Hit-Boy has been a bonafide superproducer since the dawn of the last decade, when Jay-Z and Kanye West’s 2011 banger “N-ggas in Paris” announced him as one of music’s most exciting new beat architects. His resume is a laundry list of some of your favorite artists’ biggest smashes (“Flawless” for Beyoncé, “Sicko Mode” for Travis Scott) and their best album cuts (Drake’s “Trophies,” Rihanna’s “Watch n’ Learn.”)
But he’s in the midst of a crazy second wind lately. Locking in with Nas yielded the legendary rapper his first Best Rap Album Grammy and five more acclaimed albums after that. His own burgeoning rap career has yielded fun moments like “Slipping Into Darkness,” where he and Alchemist spit over each other’s beats. And his father Big Hit, an archetypal West Coast OG in the most endearing way possible, is out of jail and hard at work with his son—shortly after releasing an album completely produced by young Hit, father and son dropped a nine-track collab project with Game birthed from just one night of recording sessions.
Hit often ruminates on how his career could’ve been even bigger if he played the game differently—if he’d added a tag so casual listeners would always know his work, since no two beats of his sound the same, or yelled about his achievements and placements rather than just putting his head down and doing the work. But the choices he made still led him here: being nominated for Producer of the Year at the 2024 Grammys. He’s ready to puff his chest a little bit.
“I’m really making shit that’s off-the-cuff, and just what I’m feeling at the moment,” Hit says. “So, for me to be in consideration, I think that’s already a huge W, because everybody else… they got The Weeknd, Taylor Swift, the biggest artists in the world over their beats. Which is dope. But at the same time, I’m coming from the gutter with this shit. I’m coming off the muscle. I’m coming with, definitely the most solo credits out of any of the other nominees.”
While in the midst of a prolific, productive run that’s showing no signs of slowing down just yet, Hi-Boy compiled a playlist of songs that keep him inspired today, some that taught him valuable lessons about the industry, and some that show where he’s headed next.

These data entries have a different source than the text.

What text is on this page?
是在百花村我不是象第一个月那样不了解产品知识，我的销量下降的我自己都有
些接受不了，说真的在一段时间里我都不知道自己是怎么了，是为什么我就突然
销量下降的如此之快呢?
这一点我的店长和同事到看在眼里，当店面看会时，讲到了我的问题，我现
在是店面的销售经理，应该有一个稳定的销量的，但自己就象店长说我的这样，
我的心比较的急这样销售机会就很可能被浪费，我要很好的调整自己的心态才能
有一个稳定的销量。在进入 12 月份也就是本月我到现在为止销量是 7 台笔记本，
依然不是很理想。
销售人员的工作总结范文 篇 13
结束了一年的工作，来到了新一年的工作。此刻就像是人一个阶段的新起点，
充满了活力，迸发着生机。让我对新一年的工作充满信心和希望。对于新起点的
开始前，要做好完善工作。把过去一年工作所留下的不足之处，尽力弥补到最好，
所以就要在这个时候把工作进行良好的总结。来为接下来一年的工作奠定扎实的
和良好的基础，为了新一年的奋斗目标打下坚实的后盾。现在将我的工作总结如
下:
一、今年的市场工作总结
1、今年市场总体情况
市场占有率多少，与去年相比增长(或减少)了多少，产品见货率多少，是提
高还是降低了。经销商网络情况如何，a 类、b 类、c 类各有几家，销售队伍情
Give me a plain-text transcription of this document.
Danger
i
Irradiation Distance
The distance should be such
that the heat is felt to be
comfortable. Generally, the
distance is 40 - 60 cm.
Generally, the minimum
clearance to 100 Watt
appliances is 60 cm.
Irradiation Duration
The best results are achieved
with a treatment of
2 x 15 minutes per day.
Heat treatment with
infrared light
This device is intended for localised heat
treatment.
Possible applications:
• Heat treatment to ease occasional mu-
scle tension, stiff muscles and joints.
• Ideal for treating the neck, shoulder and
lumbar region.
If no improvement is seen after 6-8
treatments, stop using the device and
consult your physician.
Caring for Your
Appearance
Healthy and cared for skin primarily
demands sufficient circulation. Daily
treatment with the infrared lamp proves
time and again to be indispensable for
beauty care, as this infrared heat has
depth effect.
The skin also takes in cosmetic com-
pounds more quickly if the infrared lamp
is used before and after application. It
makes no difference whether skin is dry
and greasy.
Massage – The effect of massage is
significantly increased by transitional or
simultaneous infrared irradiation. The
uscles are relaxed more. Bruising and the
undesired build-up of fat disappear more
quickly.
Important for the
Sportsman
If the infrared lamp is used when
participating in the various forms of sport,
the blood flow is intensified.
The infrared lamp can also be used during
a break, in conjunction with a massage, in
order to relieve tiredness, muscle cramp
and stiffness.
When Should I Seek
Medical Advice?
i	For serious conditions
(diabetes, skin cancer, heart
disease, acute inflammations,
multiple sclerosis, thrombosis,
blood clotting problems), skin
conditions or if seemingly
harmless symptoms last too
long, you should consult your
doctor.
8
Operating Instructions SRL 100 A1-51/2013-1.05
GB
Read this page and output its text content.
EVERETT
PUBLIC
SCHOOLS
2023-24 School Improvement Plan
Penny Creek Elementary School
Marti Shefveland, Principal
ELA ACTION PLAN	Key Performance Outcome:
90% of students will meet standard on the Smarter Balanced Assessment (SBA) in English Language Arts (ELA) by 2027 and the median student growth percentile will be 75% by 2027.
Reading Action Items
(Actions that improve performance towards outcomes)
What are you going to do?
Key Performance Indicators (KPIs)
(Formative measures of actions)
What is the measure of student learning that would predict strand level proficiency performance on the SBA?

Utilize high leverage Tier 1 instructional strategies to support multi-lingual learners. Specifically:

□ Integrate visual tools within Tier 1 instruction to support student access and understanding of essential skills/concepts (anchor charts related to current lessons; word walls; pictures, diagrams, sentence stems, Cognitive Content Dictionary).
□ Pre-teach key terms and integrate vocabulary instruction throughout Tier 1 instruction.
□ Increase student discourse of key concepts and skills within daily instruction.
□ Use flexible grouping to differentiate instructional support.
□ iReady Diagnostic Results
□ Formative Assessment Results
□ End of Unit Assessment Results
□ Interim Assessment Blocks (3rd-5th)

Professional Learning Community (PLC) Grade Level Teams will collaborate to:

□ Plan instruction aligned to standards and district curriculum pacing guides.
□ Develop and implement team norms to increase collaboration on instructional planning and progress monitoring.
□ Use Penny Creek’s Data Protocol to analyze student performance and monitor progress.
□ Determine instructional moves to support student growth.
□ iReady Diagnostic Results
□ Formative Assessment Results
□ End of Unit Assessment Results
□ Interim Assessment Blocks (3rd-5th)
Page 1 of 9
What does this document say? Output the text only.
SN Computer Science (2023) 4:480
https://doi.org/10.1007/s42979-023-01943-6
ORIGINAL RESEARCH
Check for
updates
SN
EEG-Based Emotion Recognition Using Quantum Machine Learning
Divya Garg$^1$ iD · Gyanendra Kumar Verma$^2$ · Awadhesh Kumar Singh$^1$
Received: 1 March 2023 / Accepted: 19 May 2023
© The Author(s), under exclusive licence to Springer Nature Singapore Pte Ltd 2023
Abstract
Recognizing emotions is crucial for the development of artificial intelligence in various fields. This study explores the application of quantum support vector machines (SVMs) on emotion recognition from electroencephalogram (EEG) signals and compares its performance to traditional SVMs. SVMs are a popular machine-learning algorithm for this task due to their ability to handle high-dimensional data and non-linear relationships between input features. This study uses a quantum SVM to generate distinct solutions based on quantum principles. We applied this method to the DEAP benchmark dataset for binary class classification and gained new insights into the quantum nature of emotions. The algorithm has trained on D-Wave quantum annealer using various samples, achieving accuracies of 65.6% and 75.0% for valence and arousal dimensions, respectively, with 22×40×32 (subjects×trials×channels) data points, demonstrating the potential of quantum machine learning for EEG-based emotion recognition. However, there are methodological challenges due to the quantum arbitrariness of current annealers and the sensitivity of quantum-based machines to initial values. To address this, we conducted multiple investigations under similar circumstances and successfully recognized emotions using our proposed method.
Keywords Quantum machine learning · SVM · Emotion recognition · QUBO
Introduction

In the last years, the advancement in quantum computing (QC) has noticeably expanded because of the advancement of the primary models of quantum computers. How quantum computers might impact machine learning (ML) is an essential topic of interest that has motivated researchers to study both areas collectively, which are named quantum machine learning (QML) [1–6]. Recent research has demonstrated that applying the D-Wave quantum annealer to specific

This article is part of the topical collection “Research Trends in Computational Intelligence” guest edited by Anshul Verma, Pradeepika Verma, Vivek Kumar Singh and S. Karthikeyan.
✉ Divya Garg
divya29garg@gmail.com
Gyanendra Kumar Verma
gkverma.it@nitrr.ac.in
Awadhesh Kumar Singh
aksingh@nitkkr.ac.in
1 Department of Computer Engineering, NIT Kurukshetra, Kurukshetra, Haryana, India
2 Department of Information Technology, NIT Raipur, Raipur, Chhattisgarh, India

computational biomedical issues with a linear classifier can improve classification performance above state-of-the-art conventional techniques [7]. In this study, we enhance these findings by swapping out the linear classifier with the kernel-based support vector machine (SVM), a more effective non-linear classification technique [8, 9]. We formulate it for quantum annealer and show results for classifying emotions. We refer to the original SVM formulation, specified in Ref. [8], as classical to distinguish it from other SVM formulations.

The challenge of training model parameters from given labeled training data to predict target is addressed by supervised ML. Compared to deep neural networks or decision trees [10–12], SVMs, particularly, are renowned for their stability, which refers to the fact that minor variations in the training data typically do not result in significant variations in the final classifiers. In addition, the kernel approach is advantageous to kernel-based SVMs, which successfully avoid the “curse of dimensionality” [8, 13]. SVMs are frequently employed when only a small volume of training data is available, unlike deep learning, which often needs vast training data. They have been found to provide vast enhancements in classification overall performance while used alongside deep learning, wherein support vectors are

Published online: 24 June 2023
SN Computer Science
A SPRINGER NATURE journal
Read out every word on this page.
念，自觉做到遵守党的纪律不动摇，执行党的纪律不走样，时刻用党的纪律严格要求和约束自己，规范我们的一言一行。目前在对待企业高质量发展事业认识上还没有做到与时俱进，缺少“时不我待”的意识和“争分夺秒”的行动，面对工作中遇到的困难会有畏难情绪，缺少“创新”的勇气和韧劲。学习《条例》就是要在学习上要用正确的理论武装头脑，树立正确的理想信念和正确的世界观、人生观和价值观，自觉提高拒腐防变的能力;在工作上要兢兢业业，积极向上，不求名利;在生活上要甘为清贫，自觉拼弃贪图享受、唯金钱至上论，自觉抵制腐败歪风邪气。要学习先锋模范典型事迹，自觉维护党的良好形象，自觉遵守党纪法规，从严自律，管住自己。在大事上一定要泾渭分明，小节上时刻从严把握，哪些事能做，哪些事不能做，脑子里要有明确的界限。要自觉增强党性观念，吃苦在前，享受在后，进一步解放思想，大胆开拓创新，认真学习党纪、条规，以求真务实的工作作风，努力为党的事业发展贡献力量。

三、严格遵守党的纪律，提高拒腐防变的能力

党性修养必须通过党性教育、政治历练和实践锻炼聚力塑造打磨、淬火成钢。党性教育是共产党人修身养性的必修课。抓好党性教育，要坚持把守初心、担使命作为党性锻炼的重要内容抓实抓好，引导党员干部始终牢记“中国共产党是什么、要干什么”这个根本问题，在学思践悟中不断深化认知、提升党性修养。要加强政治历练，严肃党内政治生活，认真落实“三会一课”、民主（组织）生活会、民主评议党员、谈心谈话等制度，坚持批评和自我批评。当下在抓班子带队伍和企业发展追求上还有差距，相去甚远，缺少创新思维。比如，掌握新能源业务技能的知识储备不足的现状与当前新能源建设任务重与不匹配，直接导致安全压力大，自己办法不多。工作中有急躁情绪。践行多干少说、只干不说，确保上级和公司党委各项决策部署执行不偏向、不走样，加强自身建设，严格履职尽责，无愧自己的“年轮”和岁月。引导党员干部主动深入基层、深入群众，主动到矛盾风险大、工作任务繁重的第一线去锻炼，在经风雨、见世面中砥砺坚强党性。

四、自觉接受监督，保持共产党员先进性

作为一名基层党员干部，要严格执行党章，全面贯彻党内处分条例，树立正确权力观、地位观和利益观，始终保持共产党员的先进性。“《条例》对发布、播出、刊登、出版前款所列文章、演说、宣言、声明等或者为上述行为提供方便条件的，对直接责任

Ice Cube, “It Was a Good Day”
I was probably four or five years old, but I knew every word to that song. That was the first rap song I could recite. My [family] was definitely heavy on NWA, Cube, Snoop, all that. Actually, I was around [Cube] when I was younger, because my uncle was in a group, so they used to hang around with different celebrities and shit. But I haven’t seen him again since I’ve been Hit-Boy.